Take my friend Prof Shirley Thompson MBE. She wrote and conducted President Obama’s 100 days at the Royal Festival Hall South bank and asked if I could create the live visuals for the event. With two days to go and nothing; that pumping chest moment returned. Then a friend put me onto someone who rang me and left a message directing me to what I needed. It was The White House official (President Obama’s) photographer Pete Souza. Shirley’s production got a rousing reception.
Reason №4 Sharing and the rewards. If you’re used to epic, you can, on occasions, have collision moments with others. In my case it’s students. I get to witness their no holds bar experience doing epic. Working with MA students, we’d go down what I call the “rabbit hole” building platforms, launching and eventually pitching to the BBC or Google (below). It’s hugely satisfying and rewarding for everyone. We turned the students work into a format show called The Angel’s Table. That was some years back, but today students in our LAB continue to create epic projects and shout about them.
Reason №5 That moment when you find yourself a quiet moment in the corner and whisper “Bloody good on ya!”. Below is Avinash (right) in lectures about to enter the Rabbit Hole, circa 2010. Today he’s a successful media entrepreneur, who among many other things, runs one of the most epic journalism conferences in India. Previous guests have included Snowden, and Washington Post columnist, MSNBC analyst and author Eugene Robinson.
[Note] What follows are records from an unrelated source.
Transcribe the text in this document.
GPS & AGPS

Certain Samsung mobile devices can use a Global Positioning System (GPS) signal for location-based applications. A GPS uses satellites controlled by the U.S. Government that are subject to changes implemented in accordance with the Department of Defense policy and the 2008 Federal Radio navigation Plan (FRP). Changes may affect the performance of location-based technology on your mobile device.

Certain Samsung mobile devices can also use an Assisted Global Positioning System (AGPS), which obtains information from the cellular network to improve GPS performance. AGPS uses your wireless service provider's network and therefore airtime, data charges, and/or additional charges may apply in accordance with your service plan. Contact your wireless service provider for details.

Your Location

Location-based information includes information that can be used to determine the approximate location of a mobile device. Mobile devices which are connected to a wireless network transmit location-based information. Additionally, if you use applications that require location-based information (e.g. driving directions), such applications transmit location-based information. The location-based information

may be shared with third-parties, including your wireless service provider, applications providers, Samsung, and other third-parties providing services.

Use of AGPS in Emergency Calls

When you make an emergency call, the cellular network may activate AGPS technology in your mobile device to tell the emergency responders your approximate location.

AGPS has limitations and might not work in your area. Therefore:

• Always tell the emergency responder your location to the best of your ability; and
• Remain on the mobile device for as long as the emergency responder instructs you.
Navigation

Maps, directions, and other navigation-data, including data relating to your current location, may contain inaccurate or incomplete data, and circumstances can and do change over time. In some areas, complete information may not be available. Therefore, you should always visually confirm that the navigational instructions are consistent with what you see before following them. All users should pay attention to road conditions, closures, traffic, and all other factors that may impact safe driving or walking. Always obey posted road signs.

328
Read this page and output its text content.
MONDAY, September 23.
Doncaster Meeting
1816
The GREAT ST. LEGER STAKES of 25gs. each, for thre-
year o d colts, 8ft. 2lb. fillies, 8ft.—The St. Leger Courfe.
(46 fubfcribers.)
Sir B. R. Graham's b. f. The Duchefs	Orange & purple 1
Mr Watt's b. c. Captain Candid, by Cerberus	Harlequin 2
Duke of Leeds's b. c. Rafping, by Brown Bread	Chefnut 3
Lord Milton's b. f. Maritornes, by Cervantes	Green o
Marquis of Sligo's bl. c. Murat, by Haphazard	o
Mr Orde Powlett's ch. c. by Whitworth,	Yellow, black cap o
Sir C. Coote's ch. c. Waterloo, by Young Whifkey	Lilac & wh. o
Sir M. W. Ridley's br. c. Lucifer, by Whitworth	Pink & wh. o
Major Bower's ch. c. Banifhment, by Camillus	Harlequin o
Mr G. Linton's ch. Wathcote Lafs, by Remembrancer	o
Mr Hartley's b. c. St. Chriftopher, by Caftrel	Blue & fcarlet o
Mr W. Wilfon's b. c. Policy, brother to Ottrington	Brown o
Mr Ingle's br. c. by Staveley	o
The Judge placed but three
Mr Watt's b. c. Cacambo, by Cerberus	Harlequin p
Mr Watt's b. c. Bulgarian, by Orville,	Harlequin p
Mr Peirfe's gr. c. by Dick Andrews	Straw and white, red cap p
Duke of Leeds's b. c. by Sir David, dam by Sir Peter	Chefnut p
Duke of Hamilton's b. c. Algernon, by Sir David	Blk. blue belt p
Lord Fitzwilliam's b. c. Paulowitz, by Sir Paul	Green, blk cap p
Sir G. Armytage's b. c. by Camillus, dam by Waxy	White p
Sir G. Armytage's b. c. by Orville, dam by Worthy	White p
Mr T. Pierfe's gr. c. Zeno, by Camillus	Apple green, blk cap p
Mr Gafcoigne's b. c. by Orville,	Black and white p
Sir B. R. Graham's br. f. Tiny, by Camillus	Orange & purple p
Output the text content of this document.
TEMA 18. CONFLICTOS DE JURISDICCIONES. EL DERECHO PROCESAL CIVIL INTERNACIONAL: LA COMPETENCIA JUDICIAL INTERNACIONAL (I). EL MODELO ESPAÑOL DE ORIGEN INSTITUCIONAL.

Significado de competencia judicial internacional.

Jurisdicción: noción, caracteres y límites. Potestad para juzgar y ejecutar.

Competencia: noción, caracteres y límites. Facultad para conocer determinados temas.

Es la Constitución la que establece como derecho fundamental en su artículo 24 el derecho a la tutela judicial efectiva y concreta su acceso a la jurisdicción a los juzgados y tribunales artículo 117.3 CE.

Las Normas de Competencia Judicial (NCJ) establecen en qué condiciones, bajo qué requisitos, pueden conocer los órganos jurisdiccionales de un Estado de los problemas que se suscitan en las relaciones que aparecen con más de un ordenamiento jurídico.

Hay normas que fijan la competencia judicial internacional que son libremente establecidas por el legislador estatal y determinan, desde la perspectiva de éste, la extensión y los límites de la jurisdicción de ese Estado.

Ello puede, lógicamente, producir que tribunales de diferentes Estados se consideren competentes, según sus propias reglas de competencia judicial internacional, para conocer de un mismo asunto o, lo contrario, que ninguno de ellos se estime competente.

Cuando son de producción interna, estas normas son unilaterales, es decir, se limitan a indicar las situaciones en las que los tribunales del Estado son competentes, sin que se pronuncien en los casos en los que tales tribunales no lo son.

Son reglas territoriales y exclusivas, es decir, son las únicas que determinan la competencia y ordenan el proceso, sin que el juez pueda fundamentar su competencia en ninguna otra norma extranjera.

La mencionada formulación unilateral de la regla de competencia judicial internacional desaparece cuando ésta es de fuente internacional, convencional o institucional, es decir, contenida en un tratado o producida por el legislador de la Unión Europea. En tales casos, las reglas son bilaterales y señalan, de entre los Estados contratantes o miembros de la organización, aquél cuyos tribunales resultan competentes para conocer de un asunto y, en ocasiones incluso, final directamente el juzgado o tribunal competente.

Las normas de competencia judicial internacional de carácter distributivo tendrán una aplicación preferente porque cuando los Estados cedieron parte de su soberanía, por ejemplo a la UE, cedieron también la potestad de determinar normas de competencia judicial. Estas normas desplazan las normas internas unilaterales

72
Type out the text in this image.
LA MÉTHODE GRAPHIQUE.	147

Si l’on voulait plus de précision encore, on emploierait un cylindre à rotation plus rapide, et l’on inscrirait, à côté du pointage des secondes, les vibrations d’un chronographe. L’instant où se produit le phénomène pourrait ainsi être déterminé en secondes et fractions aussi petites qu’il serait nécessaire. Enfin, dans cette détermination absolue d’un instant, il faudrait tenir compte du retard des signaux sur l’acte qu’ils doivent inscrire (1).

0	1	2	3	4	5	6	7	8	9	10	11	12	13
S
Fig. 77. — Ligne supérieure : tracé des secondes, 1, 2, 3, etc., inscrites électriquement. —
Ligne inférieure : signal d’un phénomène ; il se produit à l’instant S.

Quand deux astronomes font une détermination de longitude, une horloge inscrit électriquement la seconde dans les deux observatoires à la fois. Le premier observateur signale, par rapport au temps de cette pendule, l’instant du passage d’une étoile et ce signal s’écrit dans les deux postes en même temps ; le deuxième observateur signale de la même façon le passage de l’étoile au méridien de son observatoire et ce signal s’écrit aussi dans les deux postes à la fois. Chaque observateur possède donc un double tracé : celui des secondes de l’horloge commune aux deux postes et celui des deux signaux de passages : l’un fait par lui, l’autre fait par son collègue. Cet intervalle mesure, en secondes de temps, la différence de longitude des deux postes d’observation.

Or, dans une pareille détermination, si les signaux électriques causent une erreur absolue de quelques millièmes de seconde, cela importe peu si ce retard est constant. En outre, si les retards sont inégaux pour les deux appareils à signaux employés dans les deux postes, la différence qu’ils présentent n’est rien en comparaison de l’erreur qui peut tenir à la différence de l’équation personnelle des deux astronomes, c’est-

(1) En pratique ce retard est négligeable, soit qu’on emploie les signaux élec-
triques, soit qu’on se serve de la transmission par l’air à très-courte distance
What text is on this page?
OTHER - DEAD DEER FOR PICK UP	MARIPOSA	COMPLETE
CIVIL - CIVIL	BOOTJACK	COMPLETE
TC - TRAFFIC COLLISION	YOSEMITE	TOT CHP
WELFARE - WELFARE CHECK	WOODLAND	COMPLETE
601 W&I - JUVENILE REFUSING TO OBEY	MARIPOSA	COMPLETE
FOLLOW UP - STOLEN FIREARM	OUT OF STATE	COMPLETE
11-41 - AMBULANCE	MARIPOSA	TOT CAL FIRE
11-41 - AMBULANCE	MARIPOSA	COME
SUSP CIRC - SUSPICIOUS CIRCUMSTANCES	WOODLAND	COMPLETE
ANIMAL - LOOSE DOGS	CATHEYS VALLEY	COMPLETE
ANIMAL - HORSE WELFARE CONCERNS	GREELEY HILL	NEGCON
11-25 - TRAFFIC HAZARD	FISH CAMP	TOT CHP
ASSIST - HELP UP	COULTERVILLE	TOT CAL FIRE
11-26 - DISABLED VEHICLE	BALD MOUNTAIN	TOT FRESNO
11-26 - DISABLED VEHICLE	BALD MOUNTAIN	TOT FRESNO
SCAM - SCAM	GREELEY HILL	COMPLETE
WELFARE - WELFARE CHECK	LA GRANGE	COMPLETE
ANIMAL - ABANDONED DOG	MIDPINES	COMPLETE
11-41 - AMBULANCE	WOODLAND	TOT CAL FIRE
Reason №6 Change the way you and others interact with form. We had an idea influenced by that iconic epic Jazz photo A Great Day in Harlem. So we brought some of the UK’s most talented black and brown producers together. We put on a show, a school of contemporary dancers from Sutton influenced by Alvin Haley wowed the audience. The University said it was their highest turnout on a day for a gallery exhibition. The department of media and The Department for Digital, Culture, Media & Sport (DCMS) thought it was pretty unique.
Reason №7 Epic is standing on the shoulders of giants. Those moments we reach could not have been made possible if not for those before us. Epic should instinctively remind us of the past — even when we don’t possess the knowledge to hand.
I’m reminded by the presentation at that epic creative gathering in Austin Texas, SXSW, where I was due to present on advance videojournalism. Do Epic s*** said the presenter, which I shot a personal 2 min film
Reason №8 It was epic 90 years ago, my grandfather remarried my grandmother. They both have incredible stories. He would become one of the first railway men in Cape Coast and I’m told was the train driver (and has a plaque for it) behind the train that ferried Queen Elizabeth II when she visited Ghana. My Grandmother’s name was originally Palmer. She came from Bavaria.
Her father had come from Germany to work in Ghana as an accountant. My mother was brought up in a convent. She would marry my father a police officer and they were one of the first wave of Ghanaians to move to the UK after Ghanaian independence where they made a life for themselves and a family.
Dad entered business and was an entrepreneur considering Ghanaian politics. Mum worked for the NHS. These historical stories that are generational are truly epic. In my archive of beta tapes is the last recording of Reverend Pearson whom working with the king of the Ashantis Nana Prempeh built one of Ghana’s most successful colleges, Prempeh College modelled on Eton. There was a major difference. This would be a school where the boys would work for their country rather than believe they were owed a living. That story, courtesy of Michael Donkor and Jose Velazquez, soon.